No matter how many actors you have, if you're not configuring your scheduling explicitly, all of them are backed with a single fork/join scheduler (running against a thread pool with capacity 4, if I'm not mistaken). That's where starvation comes from.
From the comments to default Actor implementation:
In addition: an interesting thread on schedulers at scala-lang.
从您的示例来看,您实际上根本不需要使用参与者,因为您没有将消息传递给您的工作单位,或者回复,甚至循环。
为什么不直接创建一批
Future
然后等待它们完成呢?这样,底层的 Fork Join Pool 就可以完全自由地为您的系统决定适当的并行级别(即线程数):请注意,您只能通过处理更多任务来从并行性中受益。如果昂贵的工作不受 CPU 限制(可能是 IO 限制),那么您的系统同时拥有多个核心。
It seems from your example that you don't actually need to use actors at all, as you are not passing messages to your work units, or replying, or even looping.
Why not just create a load of
Future
s and then wait on them finishing?

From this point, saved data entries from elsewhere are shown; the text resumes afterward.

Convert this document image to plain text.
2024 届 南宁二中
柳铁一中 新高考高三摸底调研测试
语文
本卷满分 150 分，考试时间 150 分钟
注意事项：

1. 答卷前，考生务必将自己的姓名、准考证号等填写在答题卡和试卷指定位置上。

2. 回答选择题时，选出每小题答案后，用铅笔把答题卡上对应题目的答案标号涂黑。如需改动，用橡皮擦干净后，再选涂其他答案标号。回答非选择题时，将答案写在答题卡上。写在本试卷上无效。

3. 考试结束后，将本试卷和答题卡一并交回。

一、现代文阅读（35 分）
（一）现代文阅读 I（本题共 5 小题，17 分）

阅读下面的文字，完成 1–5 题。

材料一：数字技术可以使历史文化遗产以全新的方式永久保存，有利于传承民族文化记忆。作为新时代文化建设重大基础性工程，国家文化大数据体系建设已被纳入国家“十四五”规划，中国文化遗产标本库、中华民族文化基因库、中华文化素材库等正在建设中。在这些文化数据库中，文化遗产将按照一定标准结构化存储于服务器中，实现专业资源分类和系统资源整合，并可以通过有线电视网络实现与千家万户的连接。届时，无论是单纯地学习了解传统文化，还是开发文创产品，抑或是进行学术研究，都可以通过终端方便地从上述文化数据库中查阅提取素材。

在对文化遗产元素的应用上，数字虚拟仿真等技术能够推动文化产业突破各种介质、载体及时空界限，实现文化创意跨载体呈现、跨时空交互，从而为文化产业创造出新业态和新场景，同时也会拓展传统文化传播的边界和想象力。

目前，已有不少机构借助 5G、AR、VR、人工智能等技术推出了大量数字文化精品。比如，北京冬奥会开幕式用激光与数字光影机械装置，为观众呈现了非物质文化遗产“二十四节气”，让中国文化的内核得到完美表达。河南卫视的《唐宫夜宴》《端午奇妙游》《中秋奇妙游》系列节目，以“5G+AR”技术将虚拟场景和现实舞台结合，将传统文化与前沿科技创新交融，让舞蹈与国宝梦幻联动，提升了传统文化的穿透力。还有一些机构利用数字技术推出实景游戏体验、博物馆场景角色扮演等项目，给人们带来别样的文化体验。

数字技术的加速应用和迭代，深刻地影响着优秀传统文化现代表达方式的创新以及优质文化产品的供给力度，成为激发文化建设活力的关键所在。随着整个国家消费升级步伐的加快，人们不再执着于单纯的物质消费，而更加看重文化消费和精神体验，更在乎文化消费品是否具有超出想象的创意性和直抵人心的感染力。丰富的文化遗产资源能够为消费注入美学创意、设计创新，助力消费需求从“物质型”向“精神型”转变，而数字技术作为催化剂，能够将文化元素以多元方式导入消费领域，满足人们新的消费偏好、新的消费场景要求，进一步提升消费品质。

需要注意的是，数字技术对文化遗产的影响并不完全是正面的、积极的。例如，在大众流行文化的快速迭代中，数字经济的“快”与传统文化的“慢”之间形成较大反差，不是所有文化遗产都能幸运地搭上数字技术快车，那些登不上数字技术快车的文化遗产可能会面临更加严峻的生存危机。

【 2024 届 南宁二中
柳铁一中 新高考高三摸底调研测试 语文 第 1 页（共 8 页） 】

That way, the underlying Fork Join Pool is completely free to decide on the appropriate level of parallelism (i.e. # of threads) for your system:Note that you are only going to benefit from parallelism by processing more tasks concurrently than your system has cores if the expensive work is not CPU-bound (maybe it's IO bound).
我没有使用具有该语法的参与者,但默认情况下我认为 scala 中的所有参与者都使用线程池。
请参阅如何为 actor 指定线程池
I have not used actors with that syntax, but by default I think all actors in scala use a thread pool.